AgentCo-op: Retrieval-Based Synthesis of Interoperable Multi-Agent Workflows

AgentCo-op：基于检索的可互操作多智能体工作流合成

Abstract: Designing multi-agent workflows is especially difficult in open-ended scientific settings where tasks lack curated training sets, reliable scalar evaluation metrics, and standardized interfaces between existing tools and agents.

摘要： 在开放式的科学研究环境中，由于任务缺乏精选的训练集、可靠的标量评估指标以及现有工具与智能体之间的标准化接口，设计多智能体工作流变得尤为困难。

We propose AgentCo-op, a retrieval-based synthesis framework that composes reusable skills, tools, and external agents into executable workflows through typed artifact handoffs, then applies bounded self-guided local repair to implicated components when execution evidence indicates failure.

我们提出了 AgentCo-op，这是一个基于检索的合成框架。

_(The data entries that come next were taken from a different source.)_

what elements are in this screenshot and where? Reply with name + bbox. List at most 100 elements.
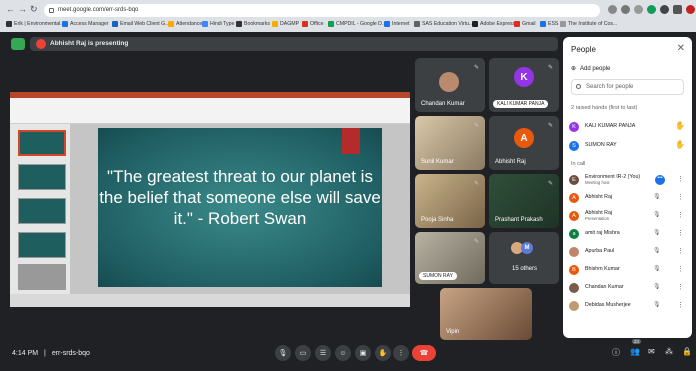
mic-off-icon: 🎙 bbox=[653, 266, 661, 272]
bookmark[interactable]: SAS Education Virtu... bbox=[414, 21, 473, 27]
present-button[interactable]: ▣ bbox=[355, 345, 371, 361]
extension-icon[interactable] bbox=[647, 5, 656, 14]
emoji-button[interactable]: ☺ bbox=[335, 345, 351, 361]
bookmark[interactable]: Internet bbox=[384, 21, 410, 27]
chat-icon[interactable]: ✉ bbox=[648, 347, 655, 356]
pin-icon[interactable]: ✎ bbox=[474, 238, 479, 245]
bookmark[interactable]: Gmail bbox=[514, 21, 536, 27]
bookmark[interactable]: ESS bbox=[540, 21, 558, 27]
close-icon[interactable]: ✕ bbox=[677, 43, 685, 54]
add-people-label: Add people bbox=[580, 66, 611, 72]
others-tile[interactable]: M 15 others bbox=[489, 232, 559, 284]
avatar: B bbox=[569, 265, 579, 275]
pin-icon[interactable]: ✎ bbox=[548, 122, 553, 129]
self-tile[interactable]: Vipin bbox=[440, 288, 532, 340]
current-slide: "The greatest threat to our planet is th… bbox=[98, 128, 382, 287]
raised-hand-chip: SUMON RAY bbox=[419, 272, 457, 280]
bookmark[interactable]: The Institute of Cos... bbox=[560, 21, 617, 27]
cast-icon[interactable] bbox=[608, 5, 617, 14]
participant-row[interactable]: Chandan Kumar 🎙 ⋮ bbox=[569, 280, 687, 296]
search-input[interactable]: Search for people bbox=[571, 79, 684, 95]
participant-tile[interactable]: ✎ Sunil Kumar bbox=[415, 116, 485, 170]
address-row: ← → ↻ meet.google.com/err-srds-bqo bbox=[0, 4, 696, 17]
avatar: A bbox=[569, 193, 579, 203]
more-vert-icon[interactable]: ⋮ bbox=[677, 247, 684, 255]
participant-row[interactable]: A Abhisht Raj 🎙 ⋮ bbox=[569, 190, 687, 206]
lock-icon bbox=[49, 8, 54, 13]
more-vert-icon[interactable]: ⋮ bbox=[677, 283, 684, 291]
leave-call-button[interactable]: ☎ bbox=[412, 345, 436, 361]
bookmarks-bar: Erik | Environmental... Access Manager E… bbox=[0, 19, 696, 31]
more-options-button[interactable]: ⋮ bbox=[393, 345, 409, 361]
sidepanel-icon[interactable] bbox=[673, 5, 682, 14]
ppt-ribbon bbox=[10, 92, 410, 124]
raised-hand-row[interactable]: S SUMON RAY ✋ bbox=[569, 138, 687, 154]
participant-tile[interactable]: ✎ SUMON RAY bbox=[415, 232, 485, 284]
participant-row[interactable]: E Environment IR-2 (You) Meeting host ••… bbox=[569, 172, 687, 188]
avatar: A bbox=[569, 211, 579, 221]
participant-tile[interactable]: A ✎ Abhisht Raj bbox=[489, 116, 559, 170]
mic-off-icon: 🎙 bbox=[653, 230, 661, 236]
participant-row[interactable]: Debidas Musherjee 🎙 ⋮ bbox=[569, 298, 687, 314]
participant-tile[interactable]: K ✎ KALI KUMAR PANJA bbox=[489, 58, 559, 112]
captions-button[interactable]: ☰ bbox=[315, 345, 331, 361]
activities-icon[interactable]: ⁂ bbox=[665, 347, 673, 356]
host-controls-icon[interactable]: 🔒 bbox=[682, 347, 692, 356]
camera-button[interactable]: ▭ bbox=[295, 345, 311, 361]
participant-tile[interactable]: ✎ Prashant Prakash bbox=[489, 174, 559, 228]
profile-icon[interactable] bbox=[686, 5, 695, 14]
screen: ← → ↻ meet.google.com/err-srds-bqo Erik … bbox=[0, 0, 696, 371]
participant-tile[interactable]: ✎ Pooja Sinha bbox=[415, 174, 485, 228]
participant-row[interactable]: Apurba Paul 🎙 ⋮ bbox=[569, 244, 687, 260]
participant-row[interactable]: a amit raj Mishra 🎙 ⋮ bbox=[569, 226, 687, 242]
pin-icon[interactable]: ✎ bbox=[474, 180, 479, 187]
bookmark[interactable]: Erik | Environmental... bbox=[6, 21, 65, 27]
add-people-button[interactable]: ⊕ Add people bbox=[571, 65, 610, 72]
bookmark[interactable]: CMPDIL - Google D... bbox=[328, 21, 386, 27]
more-vert-icon[interactable]: ⋮ bbox=[677, 301, 684, 309]
bookmark[interactable]: Hindi Type bbox=[202, 21, 234, 27]
camera-icon[interactable] bbox=[11, 38, 25, 50]
bookmark[interactable]: Email Web Client G... bbox=[112, 21, 170, 27]
more-vert-icon[interactable]: ⋮ bbox=[677, 193, 684, 201]
slide-thumbnail bbox=[18, 130, 66, 156]
bookmark[interactable]: Attendance bbox=[168, 21, 202, 27]
bookmark[interactable]: Access Manager bbox=[62, 21, 109, 27]
pin-icon[interactable]: ✎ bbox=[548, 64, 553, 71]
address-bar[interactable]: meet.google.com/err-srds-bqo bbox=[44, 4, 600, 17]
participant-row[interactable]: A Abhisht Raj Presentation 🎙 ⋮ bbox=[569, 208, 687, 224]
pin-icon[interactable]: ✎ bbox=[474, 64, 479, 71]
participant-row[interactable]: B Bhishm Kumar 🎙 ⋮ bbox=[569, 262, 687, 278]
more-vert-icon[interactable]: ⋮ bbox=[677, 175, 684, 183]
raise-hand-button[interactable]: ✋ bbox=[375, 345, 391, 361]
star-icon[interactable] bbox=[634, 5, 643, 14]
presenting-banner: Abhisht Raj is presenting bbox=[30, 37, 558, 51]
back-icon[interactable]: ← bbox=[6, 4, 15, 14]
more-vert-icon[interactable]: ⋮ bbox=[677, 211, 684, 219]
avatar: A bbox=[514, 128, 534, 148]
more-vert-icon[interactable]: ⋮ bbox=[677, 265, 684, 273]
bookmark[interactable]: Adobe Express bbox=[472, 21, 515, 27]
share-icon[interactable] bbox=[621, 5, 630, 14]
participant-tile[interactable]: ✎ Chandan Kumar bbox=[415, 58, 485, 112]
mic-icon: 🎙 bbox=[278, 350, 288, 357]
forward-icon[interactable]: → bbox=[18, 4, 27, 14]
others-count: 15 others bbox=[512, 266, 538, 272]
bookmark[interactable]: DAGMP bbox=[272, 21, 299, 27]
pin-icon[interactable]: ✎ bbox=[548, 180, 553, 187]
captions-icon: ☰ bbox=[319, 350, 327, 357]
bookmark[interactable]: Bookmarks bbox=[236, 21, 270, 27]
avatar bbox=[439, 72, 459, 92]
people-icon[interactable]: 👥 24 bbox=[630, 339, 642, 356]
reload-icon[interactable]: ↻ bbox=[30, 4, 38, 15]
slide-thumbnail bbox=[18, 264, 66, 290]
bookmark[interactable]: Office bbox=[302, 21, 323, 27]
slide-thumbnail bbox=[18, 198, 66, 224]
info-icon[interactable]: ⓘ bbox=[612, 347, 620, 358]
mic-button[interactable]: 🎙 bbox=[275, 345, 291, 361]
participant-name: amit raj Mishra bbox=[585, 230, 620, 236]
raised-hand-row[interactable]: K KALI KUMAR PANJA ✋ bbox=[569, 119, 687, 135]
pin-icon[interactable]: ✎ bbox=[474, 122, 479, 129]
puzzle-icon[interactable] bbox=[660, 5, 669, 14]
more-vert-icon[interactable]: ⋮ bbox=[677, 229, 684, 237]
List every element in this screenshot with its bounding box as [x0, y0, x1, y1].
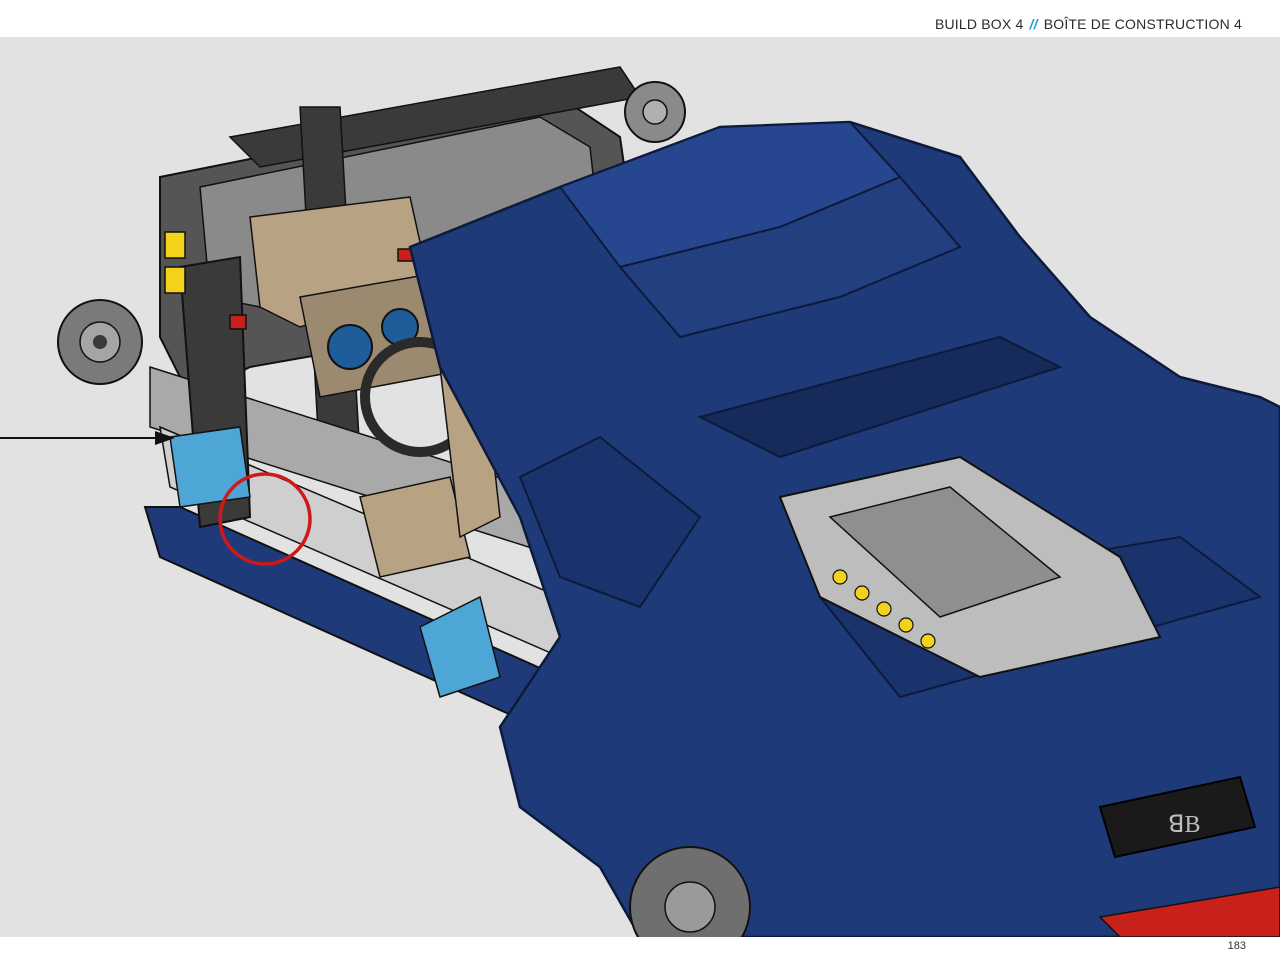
- build-box-label: BUILD BOX 4: [934, 16, 1024, 32]
- header-separator: //: [1029, 16, 1038, 32]
- page-header: BUILD BOX 4 // BOÎTE DE CONSTRUCTION 4: [935, 16, 1242, 32]
- red-pin: [229, 314, 247, 330]
- build-box-label-fr: BOÎTE DE CONSTRUCTION 4: [1043, 16, 1242, 32]
- eb-logo: ꓭB: [1168, 812, 1200, 838]
- pointer-arrow: [0, 431, 175, 445]
- page-number: 183: [1227, 940, 1246, 952]
- yellow-connector-1: [164, 231, 186, 259]
- wheel-hub-left: [57, 299, 143, 385]
- yellow-connector-2: [164, 266, 186, 294]
- azure-beam: [169, 426, 251, 508]
- wheel-hub-top: [624, 81, 686, 143]
- model-illustration: ꓭB: [0, 37, 1280, 937]
- car-build-drawing: ꓭB: [0, 66, 1280, 937]
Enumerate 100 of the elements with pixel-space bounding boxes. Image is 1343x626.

它通过类型化的工件移交（typed artifact handoffs）将可重用的技能、工具和外部智能体组合成可执行的工作流；当执行证据表明出现故障时，该框架会对相关组件应用有界的自引导局部修复。

In two open-world genomics case studies, AgentCo-op composes independently developed scientific agents and external tool repositories into auditable workflows without redesigning them or running global topology search.

在两个开放世界的基因组学案例研究中，AgentCo-op 将独立开发的科学智能体和外部工具库组合成可审计的工作流，且无需重新设计这些组件或运行全局拓扑搜索。

It coordinates specialized agents for spatial transcriptomics and gene-set interpretation to enable collaborative discovery from spatial transcriptomics data, and builds a parallel workflow for cross-modality marker analysis on single-cell multiome data.

它协调了用于空间转录组学和基因集解释的专业智能体，从而实现了基于空间转录组学数据的协同发现，并为单细胞多组学数据的跨模态标记分析构建了并行工作流。

AgentCo-op can also import a searched workflow as a structural prior and improve it by grounding nodes with retrieved components and applying local repair, showing that synthesis and search are complementary.

AgentCo-op 还可以将搜索到的工作流作为结构先验导入，并通过检索到的组件对节点进行接地（grounding）和应用局部修复来改进工作流，这表明合成与搜索是互补的。

On six coding, math, and question-answering benchmarks, AgentCo-op achieves the best result on four benchmarks and the best average score under a unified backbone setting, while consistently reducing per-task cost relative to multi-agent baselines.

在六个编码、数学和问答基准测试中，AgentCo-op 在四个基准测试中取得了最佳结果，并在统一的主干模型设置下获得了最佳平均分，同时相对于多智能体基准方法，持续降低了单任务成本。

Together, these results suggest that retrieval-based synthesis can extend automated agentic workflow design beyond benchmark-optimized agent graphs to open-world workflows built from existing agents, tools, and typed artifacts.

总之，这些结果表明，基于检索的合成方法可以将自动化智能体工作流设计从基准优化后的智能体图谱，扩展到由现有智能体、工具和类型化工件构建的开放世界工作流中。